大地主と大魔女の娘


 「やあ、やっとのお姫様の到着だ。待ちくたびれたよ」

 スレンがぼやく。

「おまえはまだ居たのか」

 ぼやき返しながら、スレンに背を見せるようにする。

「じゃあ、レオナルが王子? というよりもいかにも攫(さら)ってきましたという風情は拭いきれないわね」

「お母様ったら」

 嫌味を言いながらも、姉は安心した様子で笑みを浮べている。


「お帰りなさい、カルヴィナ」

「お帰りなさい、叔父様。はじめまして、カルヴィナ。リディアンナよ!」

「……ジルナ様。リディアンナ様。
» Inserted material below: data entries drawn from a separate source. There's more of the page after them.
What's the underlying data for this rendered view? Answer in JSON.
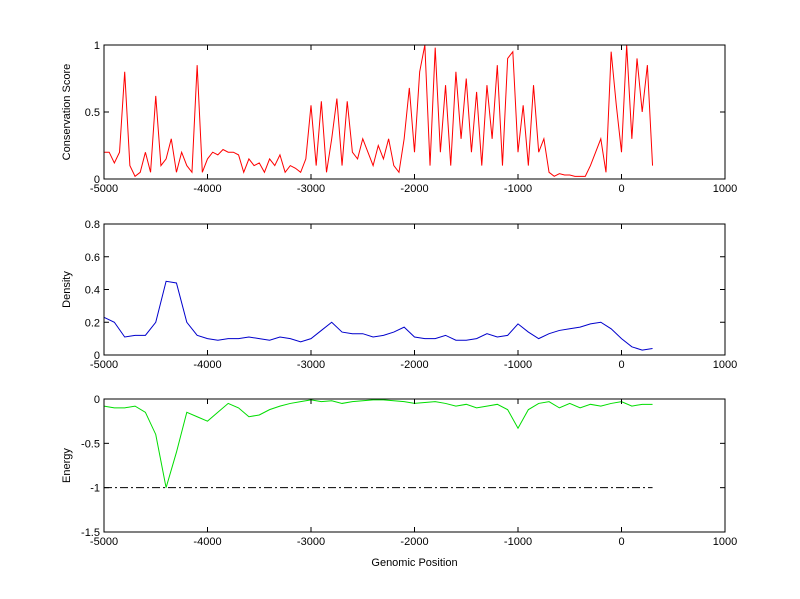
{
  "chart_data": [
    {
      "type": "line",
      "ylabel": "Conservation Score",
      "x": [
        -5000,
        -4950,
        -4900,
        -4850,
        -4800,
        -4750,
        -4700,
        -4650,
        -4600,
        -4550,
        -4500,
        -4450,
        -4400,
        -4350,
        -4300,
        -4250,
        -4200,
        -4150,
        -4100,
        -4050,
        -4000,
        -3950,
        -3900,
        -3850,
        -3800,
        -3750,
        -3700,
        -3650,
        -3600,
        -3550,
        -3500,
        -3450,
        -3400,
        -3350,
        -3300,
        -3250,
        -3200,
        -3150,
        -3100,
        -3050,
        -3000,
        -2950,
        -2900,
        -2850,
        -2800,
        -2750,
        -2700,
        -2650,
        -2600,
        -2550,
        -2500,
        -2450,
        -2400,
        -2350,
        -2300,
        -2250,
        -2200,
        -2150,
        -2100,
        -2050,
        -2000,
        -1950,
        -1900,
        -1850,
        -1800,
        -1750,
        -1700,
        -1650,
        -1600,
        -1550,
        -1500,
        -1450,
        -1400,
        -1350,
        -1300,
        -1250,
        -1200,
        -1150,
        -1100,
        -1050,
        -1000,
        -950,
        -900,
        -850,
        -800,
        -750,
        -700,
        -650,
        -600,
        -550,
        -500,
        -450,
        -400,
        -350,
        -300,
        -250,
        -200,
        -150,
        -100,
        -50,
        0,
        50,
        100,
        150,
        200,
        250,
        300
      ],
      "series": [
        {
          "color": "#ff0000",
          "values": [
            0.2,
            0.2,
            0.12,
            0.2,
            0.8,
            0.1,
            0.02,
            0.05,
            0.2,
            0.05,
            0.62,
            0.1,
            0.15,
            0.3,
            0.05,
            0.2,
            0.1,
            0.05,
            0.85,
            0.05,
            0.15,
            0.2,
            0.18,
            0.22,
            0.2,
            0.2,
            0.18,
            0.05,
            0.15,
            0.1,
            0.12,
            0.05,
            0.15,
            0.1,
            0.18,
            0.05,
            0.1,
            0.08,
            0.05,
            0.15,
            0.55,
            0.1,
            0.58,
            0.05,
            0.3,
            0.6,
            0.1,
            0.58,
            0.2,
            0.15,
            0.3,
            0.2,
            0.1,
            0.25,
            0.15,
            0.3,
            0.1,
            0.05,
            0.3,
            0.68,
            0.2,
            0.8,
            1,
            0.1,
            0.98,
            0.2,
            0.7,
            0.1,
            0.8,
            0.3,
            0.75,
            0.2,
            0.65,
            0.1,
            0.7,
            0.3,
            0.85,
            0.1,
            0.9,
            0.95,
            0.2,
            0.55,
            0.1,
            0.7,
            0.2,
            0.3,
            0.05,
            0.02,
            0.04,
            0.03,
            0.03,
            0.02,
            0.02,
            0.02,
            0.1,
            0.2,
            0.3,
            0.05,
            0.95,
            0.55,
            0.2,
            1,
            0.3,
            0.9,
            0.5,
            0.85,
            0.1
          ]
        }
      ],
      "xlim": [
        -5000,
        1000
      ],
      "xticks": [
        -5000,
        -4000,
        -3000,
        -2000,
        -1000,
        0,
        1000
      ],
      "ylim": [
        0,
        1
      ],
      "yticks": [
        0,
        0.5,
        1
      ]
    },
    {
      "type": "line",
      "ylabel": "Density",
      "x": [
        -5000,
        -4900,
        -4800,
        -4700,
        -4600,
        -4500,
        -4400,
        -4300,
        -4200,
        -4100,
        -4000,
        -3900,
        -3800,
        -3700,
        -3600,
        -3500,
        -3400,
        -3300,
        -3200,
        -3100,
        -3000,
        -2900,
        -2800,
        -2700,
        -2600,
        -2500,
        -2400,
        -2300,
        -2200,
        -2100,
        -2000,
        -1900,
        -1800,
        -1700,
        -1600,
        -1500,
        -1400,
        -1300,
        -1200,
        -1100,
        -1000,
        -900,
        -800,
        -700,
        -600,
        -500,
        -400,
        -300,
        -200,
        -100,
        0,
        100,
        200,
        300
      ],
      "series": [
        {
          "color": "#0000cc",
          "values": [
            0.23,
            0.2,
            0.11,
            0.12,
            0.12,
            0.2,
            0.45,
            0.44,
            0.2,
            0.12,
            0.1,
            0.09,
            0.1,
            0.1,
            0.11,
            0.1,
            0.09,
            0.11,
            0.1,
            0.08,
            0.1,
            0.15,
            0.2,
            0.14,
            0.13,
            0.13,
            0.11,
            0.12,
            0.14,
            0.17,
            0.11,
            0.1,
            0.1,
            0.12,
            0.09,
            0.09,
            0.1,
            0.13,
            0.11,
            0.12,
            0.19,
            0.14,
            0.1,
            0.13,
            0.15,
            0.16,
            0.17,
            0.19,
            0.2,
            0.16,
            0.1,
            0.05,
            0.03,
            0.04
          ]
        }
      ],
      "xlim": [
        -5000,
        1000
      ],
      "xticks": [
        -5000,
        -4000,
        -3000,
        -2000,
        -1000,
        0,
        1000
      ],
      "ylim": [
        0,
        0.8
      ],
      "yticks": [
        0,
        0.2,
        0.4,
        0.6,
        0.8
      ]
    },
    {
      "type": "line",
      "ylabel": "Energy",
      "xlabel": "Genomic Position",
      "x": [
        -5000,
        -4900,
        -4800,
        -4700,
        -4600,
        -4500,
        -4400,
        -4300,
        -4200,
        -4100,
        -4000,
        -3900,
        -3800,
        -3700,
        -3600,
        -3500,
        -3400,
        -3300,
        -3200,
        -3100,
        -3000,
        -2900,
        -2800,
        -2700,
        -2600,
        -2500,
        -2400,
        -2300,
        -2200,
        -2100,
        -2000,
        -1900,
        -1800,
        -1700,
        -1600,
        -1500,
        -1400,
        -1300,
        -1200,
        -1100,
        -1000,
        -900,
        -800,
        -700,
        -600,
        -500,
        -400,
        -300,
        -200,
        -100,
        0,
        100,
        200,
        300
      ],
      "series": [
        {
          "color": "#00dd00",
          "values": [
            -0.08,
            -0.1,
            -0.1,
            -0.08,
            -0.15,
            -0.4,
            -1,
            -0.6,
            -0.15,
            -0.2,
            -0.25,
            -0.15,
            -0.05,
            -0.1,
            -0.2,
            -0.18,
            -0.12,
            -0.08,
            -0.05,
            -0.03,
            -0.01,
            -0.03,
            -0.02,
            -0.05,
            -0.03,
            -0.02,
            -0.01,
            -0.01,
            -0.02,
            -0.03,
            -0.05,
            -0.04,
            -0.03,
            -0.05,
            -0.08,
            -0.06,
            -0.1,
            -0.08,
            -0.06,
            -0.12,
            -0.33,
            -0.12,
            -0.05,
            -0.03,
            -0.1,
            -0.05,
            -0.1,
            -0.06,
            -0.08,
            -0.05,
            -0.03,
            -0.08,
            -0.06,
            -0.06
          ]
        }
      ],
      "hline": {
        "y": -1,
        "x": [
          -5000,
          300
        ],
        "color": "#000000"
      },
      "xlim": [
        -5000,
        1000
      ],
      "xticks": [
        -5000,
        -4000,
        -3000,
        -2000,
        -1000,
        0,
        1000
      ],
      "ylim": [
        -1.5,
        0
      ],
      "yticks": [
        -1.5,
        -1,
        -0.5,
        0
      ]
    }
  ]
}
カルヴィナでございます」

 両方から両手を開いて囲まれ、カルヴィナは恐縮しきった様子で頭を下げた。

 その拍子にショールが滑り落ちてしまった。

 カルヴィナの両手は俺の肩にあるのだから当然だ。

「カルヴィナ、その髪っ!?」

 姉が悲鳴を上げた。そうして、その場でわっと泣き出した。

 リディアンナは再び母の取り乱した様子に慌てて宥めだす。



「お母様、どうなさったの?」

「ジルナ様。ええと、あの。申しわけありません」

 カルヴィナも姉の嘆きぶりに困惑している。

 まさかここまで泣かれるとは思いもしなかったろう。

 出来ていたら、切らずにいてくれただろうか。

 だが、何もかも遅かった。

 カルヴィナの髪は今や肩に届くか、届かないかといった辺りで揺れている。

「レオナル! 早くカルヴィナを部屋に案内しなさい! それから表に出なさい!」


 予想通りの展開だ。心構えはしていた。